E allora “ai fini della ripresa delle attività a cosa potrebbe servire, la dilazione dei 300 giorni se non coincidesse con la sospensione dell’iscrizione in Crif, tale da poter ridare credito alle “nuove attività”? Bene, il Covid 19 a nostro avviso, ci indica che qualche cosa non è andato e probabilmente non va per il verso giusto. Infatti le vittime del racket, ci pare che rimangano iscritte in Crif, anche dopo la denuncia e dopo l’avvio dell’istruttoria delle pratiche per la richiesta di accesso al fondo di solidarietà. Se vi rimanessero a causa di mancati pagamenti e/o ritardi precedenti al crimine, probabilmente sarebbe comprensibile, lo diventa meno, considerando invece le sofferenze comprese tra l’evento delittuoso e la ripartenza, quando l’impossibilità di assolvere ai propri debiti diventa manifesta e oggettiva”.
Una “anomalia” che impedirebbe all’impresa l’accesso al credito.

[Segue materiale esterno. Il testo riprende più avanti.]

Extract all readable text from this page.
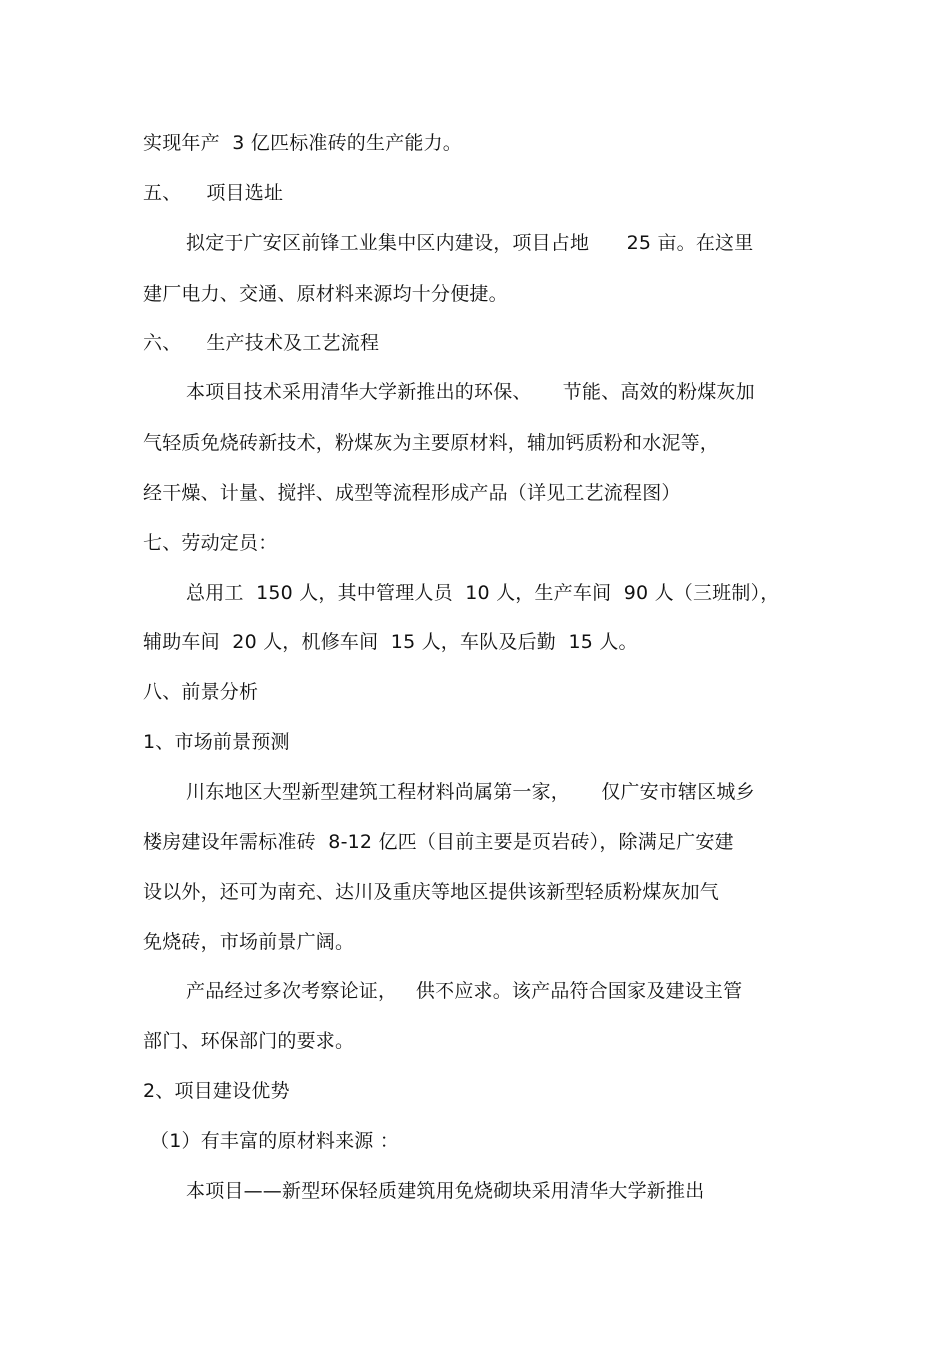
实现年产  3 亿匹标准砖的生产能力。
五、    项目选址
拟定于广安区前锋工业集中区内建设，项目占地      25 亩。在这里
建厂电力、交通、原材料来源均十分便捷。
六、    生产技术及工艺流程
本项目技术采用清华大学新推出的环保、     节能、高效的粉煤灰加
气轻质免烧砖新技术，粉煤灰为主要原材料，辅加钙质粉和水泥等，
经干燥、计量、搅拌、成型等流程形成产品（详见工艺流程图）
七、劳动定员：
总用工  150 人，其中管理人员  10 人，生产车间  90 人（三班制），
辅助车间  20 人，机修车间  15 人，车队及后勤  15 人。
八、前景分析
1、市场前景预测
川东地区大型新型建筑工程材料尚属第一家，     仅广安市辖区城乡
楼房建设年需标准砖  8-12 亿匹（目前主要是页岩砖），除满足广安建
设以外，还可为南充、达川及重庆等地区提供该新型轻质粉煤灰加气
免烧砖，市场前景广阔。
产品经过多次考察论证，   供不应求。该产品符合国家及建设主管
部门、环保部门的要求。
2、项目建设优势
（1）有丰富的原材料来源 ：
本项目——新型环保轻质建筑用免烧砌块采用清华大学新推出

E allora sì che per Piroso “si realizza un paradosso, ossia che chi prima del crimine ed altrettanto dopo la riapertura della attività , magari figlia di ulteriori grossi sacrifici, aveva sempre pagato i propri debiti con regolarità, venga pregiudicato proprio nella ripresa della stessa per i mancati pagamenti della fase immediatamente successiva al crimine subito . Ci pare chiaro che anche la eventuale iscrizione in Crif debba rientrare tra le sospensioni previste dai protocolli e crediamo chiaro che, nel segno della “circolarità delle informazioni” tale compito, poiché facente parte di un circuito finanziario, non possa non spettare che all’Abi e/o alle banche e finanziarie”.
Assimea Calabria esprime tutti i suoi dubbi circa l’effettivo impegno da parte di tutti i soggetti impegnati nei protocolli e “invita le varie Prefetture alla verifica ed al controllo degli accordi siglati affinché questi non vengano vanificati dalla “distrazione” di un interlocutore”.